Este jornalista, que acompanha futebol desde o Mundial-1994, tinha certeza absoluta que Carlo Ancelotti não devia incluir Neymar na lista final.
Afinal, aquilo que o atacante do Santos está jogar desde a contusão em 2023 é insuficiente – e a forma física pior ainda. Fora isso, há outros jogadores no auge que podem ser mais úteis para o conjunto de Ancelotti.
A minha convicção ruiu, no entanto. E foi sem querer, durante uma entrevista com um desconhecido atacante africano da Liga 3.
Goba Zakpa falava-me sobre o futebol na Costa do Marfim, quando trouxe uma história que vai muito além das quatro linhas.
Esta história independe do físico de Neymar, ou de sua posição política, ou de sua postura fora de campo.

“Na Costa do Marfim, quando se falava de futebol, toda a gente era Brasil. Antes mesmo de começar o Mundial, toda a gente torcia pelo Brasil, sem olhar quem ia jogar. Mas depois a história mudou e craques como Ronaldo, Rivaldo, Romário, Kaká e Robinho pararam, o povo começou a desistir um pouco e a apostar em outras equipas. Lembro de quando era pequeno, quando o Brasil passou nos penáltis contra os Países Baixos em 1998, foi uma festa total! Toda gente saiu à rua com a camisola do Brasil. Hoje em dia não se vê tanto isso, mudou muito", contou Zakpa.
Pergunto se isso se deve à falta de craques do nível de um Ronaldinho Gaúcho. Ele concorda e cita o camisola 10 do Santos.
“Já não é a mesma coisa, não é a mesma adrenalina. O Neymar é diferente, era o único que nos dava aquela expectativa, mas quando ele saí da Europa, acaba por perder um pouco daquele ‘tempero’ do futebol. Atualmente vês os jogos e, para mim, são todos jogadores normais. Mas o Neymar... depois de ver Ronaldinho e o Fenómeno, ele era quem mantinha o sonho vivo”.
Atiro: Vinícius Júnior ou o Endrick não têm essa magia?
“São jogadores muito bons, mas para mim não é igual. Se o Neymar não estiver na seleção, é uma perda muito grande para o futebol. Eu quero e espero que ele seja chamado. Sem o Neymar, o Brasil não vai ter possibilidades, na minha humilde opinião. Ele é diferente", concluiu o atacante de 33 anos do modesto Mafra.
Leia mais: Quem é quem no Mundial: conheça a seleção da Costa do Marfim
Não concordo que a ausência de Neymar tire a oportunidade do hexa.
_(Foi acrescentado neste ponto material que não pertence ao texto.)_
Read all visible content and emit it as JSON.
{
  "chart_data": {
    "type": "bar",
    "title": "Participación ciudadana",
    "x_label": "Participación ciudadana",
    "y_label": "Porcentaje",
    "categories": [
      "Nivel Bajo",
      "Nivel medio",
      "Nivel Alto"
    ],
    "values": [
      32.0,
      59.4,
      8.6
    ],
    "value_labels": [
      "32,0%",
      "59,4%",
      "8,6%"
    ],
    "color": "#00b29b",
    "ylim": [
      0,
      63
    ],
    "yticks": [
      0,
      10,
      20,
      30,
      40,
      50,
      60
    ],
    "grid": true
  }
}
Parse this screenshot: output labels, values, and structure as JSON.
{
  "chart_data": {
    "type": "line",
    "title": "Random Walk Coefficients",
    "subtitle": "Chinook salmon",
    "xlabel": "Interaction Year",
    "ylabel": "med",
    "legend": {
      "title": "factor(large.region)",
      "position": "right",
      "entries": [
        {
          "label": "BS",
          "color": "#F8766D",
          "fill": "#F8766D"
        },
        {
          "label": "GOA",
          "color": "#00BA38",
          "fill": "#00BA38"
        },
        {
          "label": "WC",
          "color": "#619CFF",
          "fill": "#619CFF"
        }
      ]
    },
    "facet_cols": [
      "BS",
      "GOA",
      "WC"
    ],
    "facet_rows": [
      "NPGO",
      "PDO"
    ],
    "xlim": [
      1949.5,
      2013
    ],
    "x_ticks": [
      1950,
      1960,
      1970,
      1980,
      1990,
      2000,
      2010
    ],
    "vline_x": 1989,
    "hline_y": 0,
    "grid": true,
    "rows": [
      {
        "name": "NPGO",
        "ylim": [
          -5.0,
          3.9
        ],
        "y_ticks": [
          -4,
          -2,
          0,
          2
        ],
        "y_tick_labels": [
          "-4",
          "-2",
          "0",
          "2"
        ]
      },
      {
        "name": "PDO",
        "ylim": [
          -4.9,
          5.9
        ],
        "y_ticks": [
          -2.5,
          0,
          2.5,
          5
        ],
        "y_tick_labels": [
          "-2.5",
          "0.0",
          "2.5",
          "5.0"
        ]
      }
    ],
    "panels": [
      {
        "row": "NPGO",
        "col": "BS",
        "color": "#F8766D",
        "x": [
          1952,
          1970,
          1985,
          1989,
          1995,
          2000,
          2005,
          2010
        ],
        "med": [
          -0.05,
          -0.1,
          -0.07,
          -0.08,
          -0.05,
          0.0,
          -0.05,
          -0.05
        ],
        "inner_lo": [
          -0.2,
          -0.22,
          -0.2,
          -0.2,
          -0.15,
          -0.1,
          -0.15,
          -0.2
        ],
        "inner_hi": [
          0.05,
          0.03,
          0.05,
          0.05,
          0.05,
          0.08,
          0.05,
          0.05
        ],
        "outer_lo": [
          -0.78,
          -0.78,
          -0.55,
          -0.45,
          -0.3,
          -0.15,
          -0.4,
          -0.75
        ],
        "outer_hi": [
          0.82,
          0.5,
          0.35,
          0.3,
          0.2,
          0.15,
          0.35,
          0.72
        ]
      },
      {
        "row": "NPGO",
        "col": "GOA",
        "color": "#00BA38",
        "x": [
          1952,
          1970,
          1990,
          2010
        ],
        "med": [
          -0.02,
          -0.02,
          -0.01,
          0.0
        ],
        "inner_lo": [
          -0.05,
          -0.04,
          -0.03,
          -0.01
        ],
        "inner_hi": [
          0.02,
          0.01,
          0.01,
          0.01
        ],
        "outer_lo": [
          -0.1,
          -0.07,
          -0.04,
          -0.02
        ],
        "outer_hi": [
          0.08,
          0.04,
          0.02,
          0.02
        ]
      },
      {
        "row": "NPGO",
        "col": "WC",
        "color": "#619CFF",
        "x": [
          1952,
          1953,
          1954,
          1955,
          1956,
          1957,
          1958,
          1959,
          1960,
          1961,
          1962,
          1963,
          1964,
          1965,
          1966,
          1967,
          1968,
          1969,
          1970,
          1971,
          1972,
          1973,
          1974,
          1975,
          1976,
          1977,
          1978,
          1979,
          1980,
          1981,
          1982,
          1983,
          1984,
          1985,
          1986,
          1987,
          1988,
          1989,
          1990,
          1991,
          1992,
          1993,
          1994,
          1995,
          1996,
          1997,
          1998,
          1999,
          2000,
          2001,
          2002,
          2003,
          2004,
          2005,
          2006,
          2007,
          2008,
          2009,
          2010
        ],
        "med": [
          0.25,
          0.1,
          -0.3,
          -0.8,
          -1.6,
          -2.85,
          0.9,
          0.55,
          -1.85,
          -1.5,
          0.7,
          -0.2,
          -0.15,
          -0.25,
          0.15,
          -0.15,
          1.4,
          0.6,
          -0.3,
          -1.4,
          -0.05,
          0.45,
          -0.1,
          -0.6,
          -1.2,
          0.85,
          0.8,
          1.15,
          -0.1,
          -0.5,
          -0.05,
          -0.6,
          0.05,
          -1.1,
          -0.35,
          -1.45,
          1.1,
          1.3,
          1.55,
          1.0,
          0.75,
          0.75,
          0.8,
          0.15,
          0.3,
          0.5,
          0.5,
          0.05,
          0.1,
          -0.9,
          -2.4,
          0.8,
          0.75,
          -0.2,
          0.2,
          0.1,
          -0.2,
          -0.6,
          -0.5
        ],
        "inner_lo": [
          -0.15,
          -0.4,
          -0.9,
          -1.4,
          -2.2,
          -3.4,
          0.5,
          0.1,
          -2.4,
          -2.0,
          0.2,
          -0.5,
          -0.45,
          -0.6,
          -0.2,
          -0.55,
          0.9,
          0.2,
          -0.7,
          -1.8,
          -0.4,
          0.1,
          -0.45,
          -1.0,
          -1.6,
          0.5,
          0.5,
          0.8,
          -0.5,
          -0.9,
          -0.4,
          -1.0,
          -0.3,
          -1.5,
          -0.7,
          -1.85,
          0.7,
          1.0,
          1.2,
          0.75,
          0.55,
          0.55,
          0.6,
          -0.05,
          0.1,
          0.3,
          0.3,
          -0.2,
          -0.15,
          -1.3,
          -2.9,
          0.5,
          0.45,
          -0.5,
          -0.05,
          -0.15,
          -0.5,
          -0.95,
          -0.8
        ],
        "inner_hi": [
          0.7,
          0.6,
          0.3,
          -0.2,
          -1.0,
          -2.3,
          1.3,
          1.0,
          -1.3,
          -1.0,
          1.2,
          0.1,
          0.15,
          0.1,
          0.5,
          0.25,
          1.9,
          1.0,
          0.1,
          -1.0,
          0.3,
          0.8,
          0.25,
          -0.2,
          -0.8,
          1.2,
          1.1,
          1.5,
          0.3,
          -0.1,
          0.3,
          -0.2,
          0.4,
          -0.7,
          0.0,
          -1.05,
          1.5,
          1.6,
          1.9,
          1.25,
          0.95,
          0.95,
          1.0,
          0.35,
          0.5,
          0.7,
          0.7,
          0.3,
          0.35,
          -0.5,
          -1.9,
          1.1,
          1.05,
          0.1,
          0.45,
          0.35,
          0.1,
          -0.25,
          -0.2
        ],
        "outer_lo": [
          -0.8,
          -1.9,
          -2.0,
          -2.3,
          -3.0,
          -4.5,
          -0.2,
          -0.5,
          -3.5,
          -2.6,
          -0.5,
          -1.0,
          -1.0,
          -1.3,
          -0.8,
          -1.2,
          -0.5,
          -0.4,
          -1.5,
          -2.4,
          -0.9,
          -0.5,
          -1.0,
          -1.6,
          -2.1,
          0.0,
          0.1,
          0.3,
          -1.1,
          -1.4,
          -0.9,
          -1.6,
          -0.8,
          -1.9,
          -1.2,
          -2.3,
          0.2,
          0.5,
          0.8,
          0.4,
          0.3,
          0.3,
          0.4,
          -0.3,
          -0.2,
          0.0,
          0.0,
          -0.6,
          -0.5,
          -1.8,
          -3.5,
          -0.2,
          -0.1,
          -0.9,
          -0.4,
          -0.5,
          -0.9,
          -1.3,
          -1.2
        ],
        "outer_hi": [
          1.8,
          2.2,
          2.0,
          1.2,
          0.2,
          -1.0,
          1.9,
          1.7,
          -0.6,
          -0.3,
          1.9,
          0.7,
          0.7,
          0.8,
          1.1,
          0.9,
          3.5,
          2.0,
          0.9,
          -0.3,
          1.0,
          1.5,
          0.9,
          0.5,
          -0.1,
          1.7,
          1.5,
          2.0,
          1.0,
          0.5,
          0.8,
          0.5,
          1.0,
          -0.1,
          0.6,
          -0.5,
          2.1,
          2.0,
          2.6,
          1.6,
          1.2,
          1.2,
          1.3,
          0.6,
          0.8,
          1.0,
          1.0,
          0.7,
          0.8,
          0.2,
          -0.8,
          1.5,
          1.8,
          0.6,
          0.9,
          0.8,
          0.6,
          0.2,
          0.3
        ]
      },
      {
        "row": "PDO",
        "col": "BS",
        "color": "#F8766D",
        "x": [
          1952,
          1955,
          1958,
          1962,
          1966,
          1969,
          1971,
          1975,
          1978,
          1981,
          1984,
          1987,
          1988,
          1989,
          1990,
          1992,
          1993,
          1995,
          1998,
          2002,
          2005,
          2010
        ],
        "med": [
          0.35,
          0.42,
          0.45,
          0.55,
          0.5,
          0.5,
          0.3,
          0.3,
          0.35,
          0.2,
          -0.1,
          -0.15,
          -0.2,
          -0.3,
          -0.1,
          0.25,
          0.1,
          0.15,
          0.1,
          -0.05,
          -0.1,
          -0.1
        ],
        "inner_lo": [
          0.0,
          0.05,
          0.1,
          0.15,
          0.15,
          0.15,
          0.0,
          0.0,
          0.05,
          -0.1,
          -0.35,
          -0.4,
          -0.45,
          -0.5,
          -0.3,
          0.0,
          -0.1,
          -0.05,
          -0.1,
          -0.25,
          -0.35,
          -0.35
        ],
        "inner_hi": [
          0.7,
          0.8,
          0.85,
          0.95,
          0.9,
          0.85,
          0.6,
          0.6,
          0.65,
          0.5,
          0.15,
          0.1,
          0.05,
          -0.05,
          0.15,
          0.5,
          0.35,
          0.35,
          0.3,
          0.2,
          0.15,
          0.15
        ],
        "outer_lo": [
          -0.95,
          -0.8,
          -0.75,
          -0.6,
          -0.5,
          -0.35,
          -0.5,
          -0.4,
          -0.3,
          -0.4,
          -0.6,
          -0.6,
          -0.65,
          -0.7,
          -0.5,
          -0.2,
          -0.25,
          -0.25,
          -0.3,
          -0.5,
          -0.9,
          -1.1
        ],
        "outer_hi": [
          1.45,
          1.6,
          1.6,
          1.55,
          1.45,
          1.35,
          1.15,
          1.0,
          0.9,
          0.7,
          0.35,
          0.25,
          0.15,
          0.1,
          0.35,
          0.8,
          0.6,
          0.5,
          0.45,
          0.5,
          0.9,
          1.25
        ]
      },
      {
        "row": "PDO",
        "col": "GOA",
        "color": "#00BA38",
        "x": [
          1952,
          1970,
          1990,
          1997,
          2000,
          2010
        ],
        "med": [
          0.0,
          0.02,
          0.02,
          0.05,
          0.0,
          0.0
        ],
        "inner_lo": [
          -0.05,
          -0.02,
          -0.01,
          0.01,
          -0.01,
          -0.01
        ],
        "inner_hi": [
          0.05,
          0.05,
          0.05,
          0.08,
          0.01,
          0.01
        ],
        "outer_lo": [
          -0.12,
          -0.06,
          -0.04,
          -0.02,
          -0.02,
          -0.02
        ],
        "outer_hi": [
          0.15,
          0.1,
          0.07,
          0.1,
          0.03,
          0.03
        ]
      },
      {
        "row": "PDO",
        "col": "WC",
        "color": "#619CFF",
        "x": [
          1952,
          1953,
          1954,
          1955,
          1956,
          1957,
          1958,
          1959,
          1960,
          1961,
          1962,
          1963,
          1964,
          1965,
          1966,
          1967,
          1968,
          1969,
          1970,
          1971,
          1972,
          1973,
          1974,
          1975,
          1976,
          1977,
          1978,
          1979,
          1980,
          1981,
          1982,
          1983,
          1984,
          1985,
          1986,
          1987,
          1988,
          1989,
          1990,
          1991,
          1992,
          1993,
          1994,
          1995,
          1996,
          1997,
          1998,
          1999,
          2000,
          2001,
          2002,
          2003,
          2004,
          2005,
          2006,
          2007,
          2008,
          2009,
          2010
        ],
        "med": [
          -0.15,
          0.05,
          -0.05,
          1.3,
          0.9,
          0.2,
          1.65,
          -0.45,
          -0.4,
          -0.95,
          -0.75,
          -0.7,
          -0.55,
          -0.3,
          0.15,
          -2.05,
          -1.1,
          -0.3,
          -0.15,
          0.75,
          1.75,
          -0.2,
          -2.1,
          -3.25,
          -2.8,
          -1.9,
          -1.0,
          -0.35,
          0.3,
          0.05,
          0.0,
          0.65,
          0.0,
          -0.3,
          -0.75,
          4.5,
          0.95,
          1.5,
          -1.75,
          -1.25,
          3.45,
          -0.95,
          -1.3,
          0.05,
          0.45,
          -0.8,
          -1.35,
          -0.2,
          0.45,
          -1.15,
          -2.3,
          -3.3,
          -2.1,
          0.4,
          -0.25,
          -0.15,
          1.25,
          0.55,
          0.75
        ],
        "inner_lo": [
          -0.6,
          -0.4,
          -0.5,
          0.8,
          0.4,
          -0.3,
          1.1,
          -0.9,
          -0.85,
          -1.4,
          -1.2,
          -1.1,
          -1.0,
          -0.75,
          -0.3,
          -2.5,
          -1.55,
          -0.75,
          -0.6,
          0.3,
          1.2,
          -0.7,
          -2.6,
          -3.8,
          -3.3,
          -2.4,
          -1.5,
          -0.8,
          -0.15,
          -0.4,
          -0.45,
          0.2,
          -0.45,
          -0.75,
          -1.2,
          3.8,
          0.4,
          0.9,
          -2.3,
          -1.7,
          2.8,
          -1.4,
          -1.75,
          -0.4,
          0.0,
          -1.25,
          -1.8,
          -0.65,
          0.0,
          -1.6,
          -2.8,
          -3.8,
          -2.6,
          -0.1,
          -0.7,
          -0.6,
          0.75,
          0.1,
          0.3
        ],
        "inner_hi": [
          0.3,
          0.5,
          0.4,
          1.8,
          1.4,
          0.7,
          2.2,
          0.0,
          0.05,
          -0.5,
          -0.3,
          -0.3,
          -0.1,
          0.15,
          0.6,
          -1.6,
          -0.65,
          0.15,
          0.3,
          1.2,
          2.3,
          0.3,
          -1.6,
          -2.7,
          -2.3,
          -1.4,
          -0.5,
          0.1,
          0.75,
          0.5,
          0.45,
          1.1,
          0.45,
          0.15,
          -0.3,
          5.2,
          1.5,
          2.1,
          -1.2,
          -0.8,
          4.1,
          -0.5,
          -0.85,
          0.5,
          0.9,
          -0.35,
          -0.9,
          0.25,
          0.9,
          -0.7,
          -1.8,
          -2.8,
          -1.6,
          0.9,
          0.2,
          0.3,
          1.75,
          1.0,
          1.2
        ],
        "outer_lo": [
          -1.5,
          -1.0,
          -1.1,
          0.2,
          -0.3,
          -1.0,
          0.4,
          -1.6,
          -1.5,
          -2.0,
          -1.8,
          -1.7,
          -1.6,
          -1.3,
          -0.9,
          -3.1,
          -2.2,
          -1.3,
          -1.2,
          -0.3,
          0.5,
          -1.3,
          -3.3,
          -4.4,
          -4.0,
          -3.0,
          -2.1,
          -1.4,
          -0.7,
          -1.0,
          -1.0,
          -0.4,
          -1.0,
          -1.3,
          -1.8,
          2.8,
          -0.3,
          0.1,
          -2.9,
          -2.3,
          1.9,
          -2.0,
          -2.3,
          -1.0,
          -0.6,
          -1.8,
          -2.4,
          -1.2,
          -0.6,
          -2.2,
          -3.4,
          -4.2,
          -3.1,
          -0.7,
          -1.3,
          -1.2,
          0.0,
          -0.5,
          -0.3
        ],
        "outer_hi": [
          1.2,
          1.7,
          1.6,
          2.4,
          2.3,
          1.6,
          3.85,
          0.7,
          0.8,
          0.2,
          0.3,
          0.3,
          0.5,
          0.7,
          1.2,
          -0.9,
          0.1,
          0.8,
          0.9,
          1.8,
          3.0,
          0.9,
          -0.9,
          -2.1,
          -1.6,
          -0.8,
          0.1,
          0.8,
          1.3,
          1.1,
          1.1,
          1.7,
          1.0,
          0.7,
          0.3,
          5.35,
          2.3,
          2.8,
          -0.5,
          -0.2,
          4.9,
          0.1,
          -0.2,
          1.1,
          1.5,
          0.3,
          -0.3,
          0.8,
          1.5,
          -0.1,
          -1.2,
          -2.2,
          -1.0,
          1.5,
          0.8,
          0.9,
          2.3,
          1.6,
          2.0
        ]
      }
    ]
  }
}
Aliás, pode atrapalhar.
E acrescento aquele outro problema: não é fácil separar o artista problemático da sua arte – ainda mais com a popularização das redes sociais.
Mas é possível.
Zakpa não sabe em quem Neymar votou nas últimas eleições e não acompanha o que ele diz no Instagram. Da mesma forma, a maioria dos adeptos mundo fora desconhece a posição política de Messi ou Cristiano Ronaldo.
Acrescente-se dois exemplos meios extremos: quem gosta da música do Michael Jackson é obrigado a esquecer Neverland; quem quer aprender sobre o ser e o tempo precisa de ler o filósofo Martin Heidegger, embora tenha sido filiado ao partido nazi.
Assim como música pop e filosofia, futebol é momento. Ney está longe, muito longe de seu auge.
Vem mostrando, porém, que ainda sabe jogar bola (acumula 16 participações diretas em golos nos últimos 18 jogos disputados pelo Santos). E este jogador faz parte do simbolismo sem fronteiras da Canarinha, cuja mística depende dos craques que a vestem.
No fim, ele é tão fácil de engolir quanto o Zagallo era em 1998, técnico já ultrapassado naquele Mundial.
Não simpatizo com o homem (menino?) e sua arte não é mais a mesma, mas sua obra ainda inspira muita gente. Se a magia da Seleção ao redor do mundo está em jogo, que Neymar seja chamado na segunda-feira.